- 1 pound grape or cherry tomatoes, halved
4 tablespoons extra-virgin olive oil, divided
6 ounces thickly sliced pancetta, cut into 1/2 inch pieces
1 pound bucatini or thick spaghetti
8 ounces arugula (baby or regular)
1/2 cup freshly grated pecorino romano (or parmesan) cheese
- Preheat oven to 275ºF.
On a rimmed baking sheet, set the tomatoes cut-sides up and drizzle with 3 tablespoons of the olive oil. Season well with salt and pepper. Roast in the oven until their juices exude and they begin to shrivel, about 15 minutes, or longer if time allows.
Meanwhile, bring a large pot of salted water to a rolling boil.
Warm the remaining one tablespoon of olive oil in a large skillet and over medium heat.

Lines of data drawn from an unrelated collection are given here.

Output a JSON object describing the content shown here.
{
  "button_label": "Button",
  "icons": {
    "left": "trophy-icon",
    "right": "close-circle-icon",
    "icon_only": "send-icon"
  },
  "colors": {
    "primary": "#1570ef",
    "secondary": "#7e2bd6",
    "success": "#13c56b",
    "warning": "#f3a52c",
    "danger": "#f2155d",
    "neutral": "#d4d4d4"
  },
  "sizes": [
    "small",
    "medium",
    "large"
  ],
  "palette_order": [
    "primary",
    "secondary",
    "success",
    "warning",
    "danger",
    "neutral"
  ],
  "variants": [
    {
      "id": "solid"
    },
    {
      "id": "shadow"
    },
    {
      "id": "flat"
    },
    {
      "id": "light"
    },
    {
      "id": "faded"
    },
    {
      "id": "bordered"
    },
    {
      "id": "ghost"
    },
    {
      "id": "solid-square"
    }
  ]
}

Add the pancetta and saute until the fat renders and the meat turns crispy, 12 to 15 minutes. Tip off about half the rendered fat. When the tomatoes are ready, scrape them (and their juices) into the skillet and cook, stirring occasionally, for about 5 minutes. Remove from the heat. Cover to keep warm.
Add the pasta to the boiling water and cook according to package directions, until al dente. Before draining, reserve 1 cup of pasta water. Drain.
Transfer the pasta to the skillet with the tomatoes and toss to combine thoroughly. Add a bit of the pasta water to loosen the sauce, then toss in the arugula one handful at a time, turning everything with tongs so the heat wilts the arugula. Serve hot, sprinkled with the grated pecorino.